Le Vallon et la Rivière Éliphas Lévi (1810 - 1875)

Le soleil resplendit aux portes du matin,
On entend des clairons sonner dans le lointain,
La roue en mugissant traîne les chars de guerre
Et l'ongle des coursiers fait retentir la terre.
Un humble et frais vallon, plein de vertes senteurs,
Tout baigné de rosée, et tout brillant de fleurs,
Sous l'aile de la nuit qui fuit devant l'aurore,
Humide et paresseux semble dormir encore.

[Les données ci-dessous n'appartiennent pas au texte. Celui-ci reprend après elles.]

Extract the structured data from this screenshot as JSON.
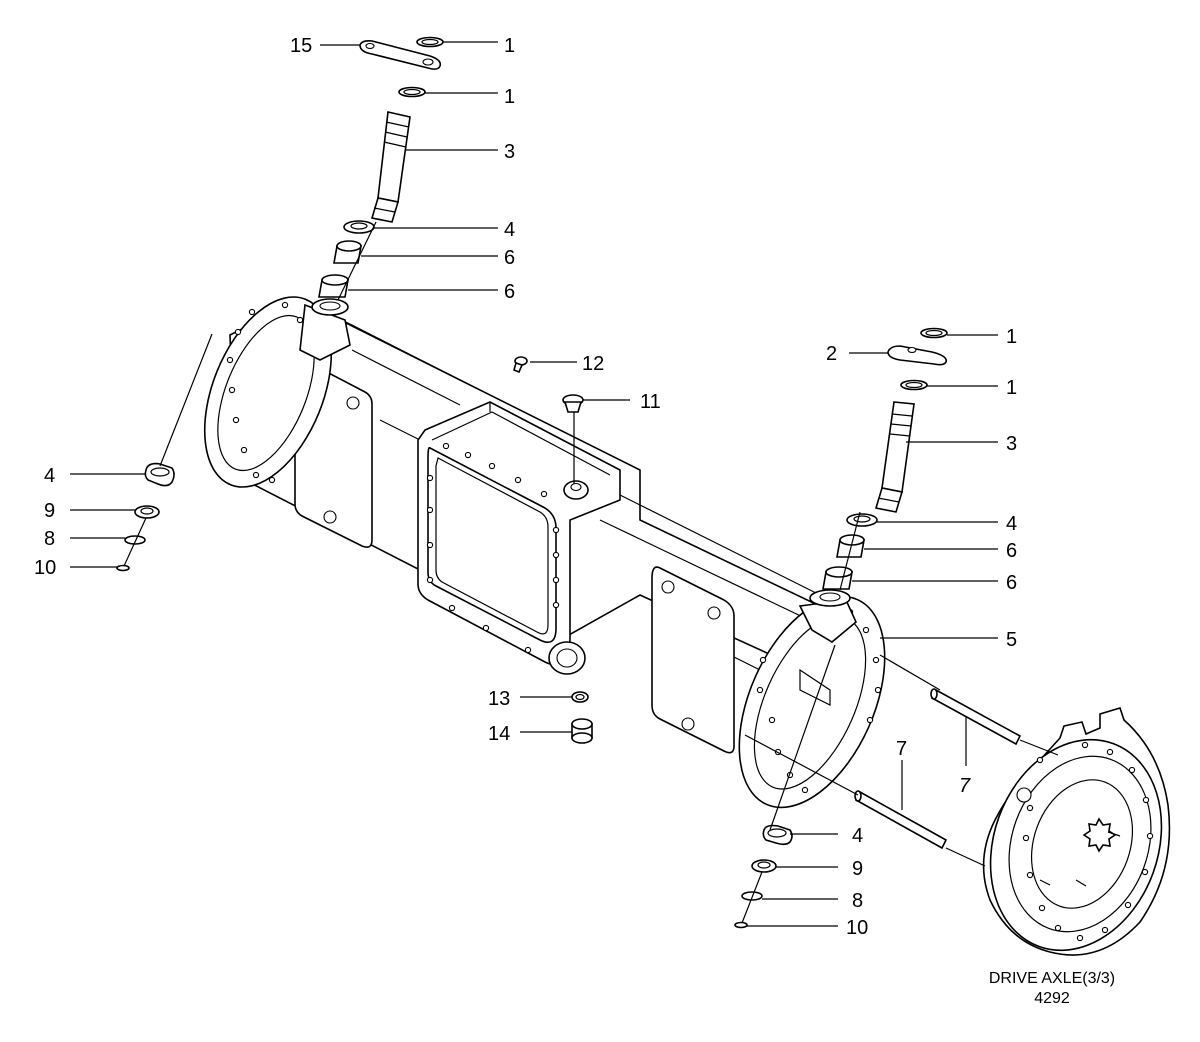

Cependant la rivière à flots précipités
Déjà s'enfle, se trouble et fuit à ses côtés :
Eveille ! éveille-toi, dit-elle au vallon sombre :
Voici des cavaliers, des chariots sans nombre,
Ils vont rouler sur toi le désastre et la mort.

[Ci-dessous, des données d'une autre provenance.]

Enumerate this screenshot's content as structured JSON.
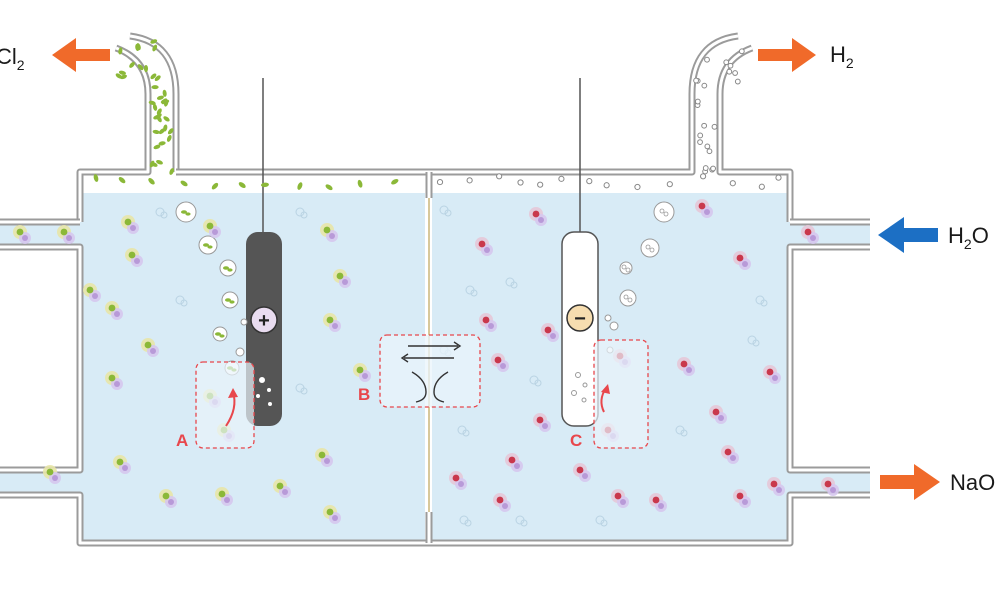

Eh bien ! dit le vallon, puis-je éviter mon sort ?
Puis-je fuir comme toi ? Mon devoir est d'attendre.
Je serai fécondé par le sang et la cendre,
Et la nature un jour me rendra ma beauté ;
Car pour guérir, la terre elle a l'éternité !

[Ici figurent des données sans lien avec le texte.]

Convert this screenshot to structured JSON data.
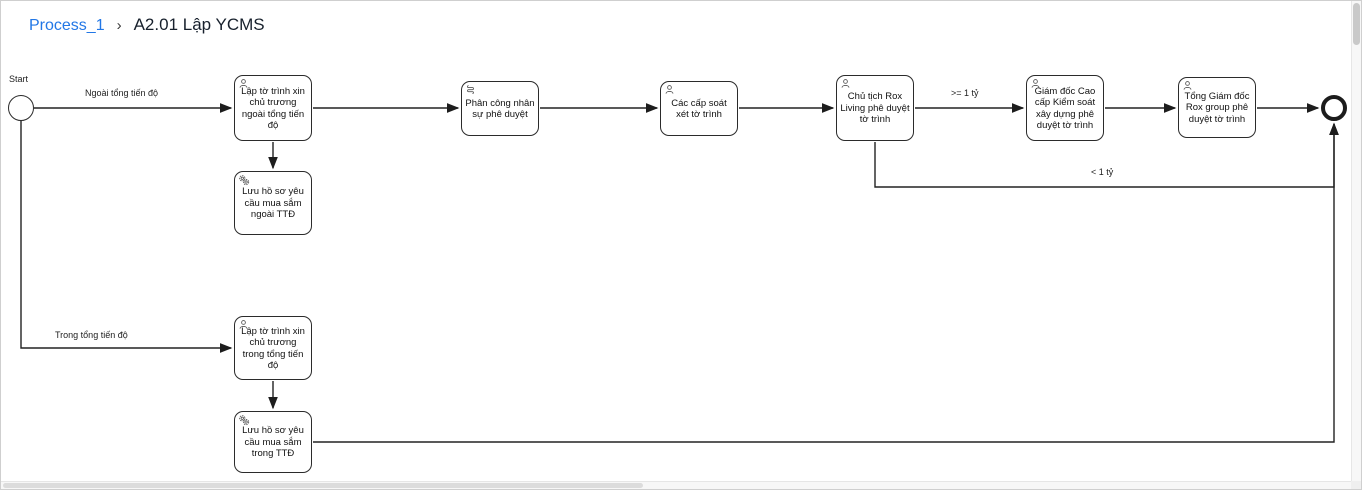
{
  "breadcrumb": {
    "root": "Process_1",
    "separator": "›",
    "current": "A2.01 Lập YCMS"
  },
  "diagram": {
    "start_label": "Start",
    "tasks": [
      {
        "label": "Lập tờ trình xin chủ trương ngoài tổng tiến độ",
        "icon": "user-icon"
      },
      {
        "label": "Lưu hồ sơ yêu cầu mua sắm ngoài TTĐ",
        "icon": "gears-icon"
      },
      {
        "label": "Phân công nhân sự phê duyệt",
        "icon": "script-icon"
      },
      {
        "label": "Các cấp soát xét tờ trình",
        "icon": "user-icon"
      },
      {
        "label": "Chủ tịch Rox Living phê duyệt tờ trình",
        "icon": "user-icon"
      },
      {
        "label": "Giám đốc Cao cấp Kiểm soát xây dựng phê duyệt tờ trình",
        "icon": "user-icon"
      },
      {
        "label": "Tổng Giám đốc Rox group phê duyệt tờ trình",
        "icon": "user-icon"
      },
      {
        "label": "Lập tờ trình xin chủ trương trong tổng tiến độ",
        "icon": "user-icon"
      },
      {
        "label": "Lưu hồ sơ yêu cầu mua sắm trong TTĐ",
        "icon": "gears-icon"
      }
    ],
    "flow_labels": {
      "outside_schedule": "Ngoài tổng tiến độ",
      "inside_schedule": "Trong tổng tiến độ",
      "gte_1_billion": ">= 1 tỷ",
      "lt_1_billion": "< 1 tỷ"
    }
  },
  "colors": {
    "link_blue": "#2277e6",
    "line": "#222222",
    "task_border": "#2b2b2b"
  }
}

La nature et le sort nous font ce que nous sommes,
Et Dieu m'ayant donné mon paisible ornement,
Je veux en attendant les ravages des hommes,
Sourire et sommeiller jusqu'au dernier moment.

Livre V, fable 2


Symbole :

Ne jamais se troubler par l’appréhension du mal, car le mal qui peut nous atteindre n’est jamais plus fort que nous. Il n’y a qu’un mal réel, c’est l’injustice et nous pouvons être justes. Les calamités étrangères à notre conscience sont des épreuves ou des bienfaits de la Providence. Attendons-les en souriant.